Hold on Tight
Saturday morning, the day before Easter, I was driving to the grocery store about 15 miles away. In the distance, I saw something in the sky. As I got closer, I noticed it was a kite. Immediately, I thought of the times my husband and I would take our son and daughter out to an open field and fly kites when they were young. I could see it vividly in my mind. We would have a lot of fun just spending time together as a family.
“Well, today, I’m going to go buy a kite and fly it," I thought. I wanted to do that for my son, Byron, who is now in Heaven. It had only been 11 weeks since he moved. My heart has been so broken. I felt as though it would bring some sense of healing. After all, this healing is coming in very small increments and anything that aids in this process, I try to do.
When I got home from grocery shopping, I realized I had forgotten to buy a kite. I was so upset. We live in a very small town and it’s not likely I would find a kite there. “Oh well, I’ll just have to fly a kite another day,” I said to myself.
The next day, I was really having a tough time. My husband and I had a disagreement. Some very hurtful things were said (which can be very dangerous during a time of grieving). In times like that, if you’re not careful, the enemy sneaks in and before you know it, there is an explosion of emotions. The next minute, my husband was leaving in his truck to go work his sideline job. He needed to get away for a couple of hours.

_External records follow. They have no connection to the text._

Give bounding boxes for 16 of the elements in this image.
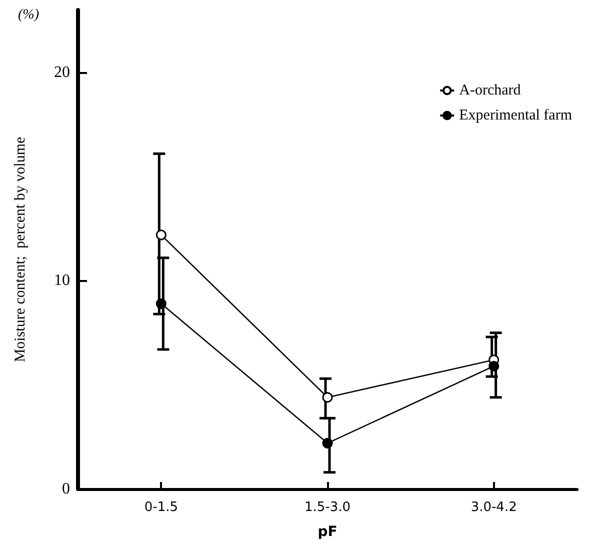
x-tick-label: 0-1.5 — [144, 500, 178, 515]
point — [322, 392, 333, 403]
text: (%) — [18, 8, 40, 22]
y-tick-label: 20 — [54, 64, 70, 81]
point — [156, 298, 166, 309]
y-tick-label: 10 — [54, 272, 70, 290]
y-axis-title: Moisture content; percent by volume — [12, 136, 28, 362]
legend-label: Experimental farm — [459, 108, 572, 124]
legend-label: A-orchard — [459, 82, 522, 98]
y-tick-label: 0 — [62, 480, 70, 498]
x-tick-label: 3.0-4.2 — [470, 500, 517, 515]
x-tick-label: 1.5-3.0 — [304, 500, 351, 515]
point — [322, 438, 333, 448]
point — [488, 360, 500, 372]
point — [156, 230, 166, 240]
x-axis-title: pF — [318, 524, 338, 540]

I sat down and cried hysterically, saying over and over, “Byron, I miss you so much. I really miss you. I wish I could talk to you. Please God, let Byron speak to me.” Byron and I, over the years, had become very close friends — not just a mother and son relationship. We had to spend a lot of time together due to a health situation. He and I always prayed for and encouraged each other. I was really feeling that void in my life that day.
Later that evening, I felt the Lord tell me that I needed to make peace with my husband. We had sown too much into our family to just let our marriage go down. I certainly wasn’t going to give the devil ground. Remember, your enemy never backs off when you are faced with a crisis. So, I tried to sit down with my husband and talk things over. Well, it didn’t get much better — but at least we were civil to each other. I kept praying for the Lord to help us.
About an hour later, I sat down at Byron’s laptop computer. I was just looking around for whatever I could find. I came across something that Byron had written. It was the start of a Devotion he was working on.
Byron wrote:
Hold on Tight!
By Byron BohnertI remember as a kid when my parents would take my sister and me out to fly kites. They always helped us get our kite up in the air and once the kite was flying good, they’d hand us the kite string and say, “Be sure to hold on tight and don’t let go.” There were no problems when you held on tight, but if you accidentally let go, the kite would take off.
Wow, God answered my prayers again! Why was I ever in doubt? There it was in black and white. I knew Byron was writing about hanging on to Jesus in his devotion. I started crying when I read the paragraph. My husband walked over and asked what was wrong. When I shared with him that I believe Byron is telling us to hold on tight and don’t let go, he broke down crying. He apologized to Byron and me for how he had acted that day. There was another answered prayer. The Lord did help us bring this conflict to an end.
I would say to you, “Continue calling upon the Lord, Jesus. Whatever happens in your life, don’t let go of Him. Keep striving to live in peace and harmony with each other, even when things seem to be getting worse. He will send the help you need and it will always come in a way you never thought.”
By the way, I’m going to the store today to buy a kite. I will fly that kite and hold on tight. That’s how I’m celebrating the first Easter without my son. Yes, I’m hurting but at least I know my son, Byron, is able to be in the presence of God’s son, Jesus. Isn’t that what Easter is all about?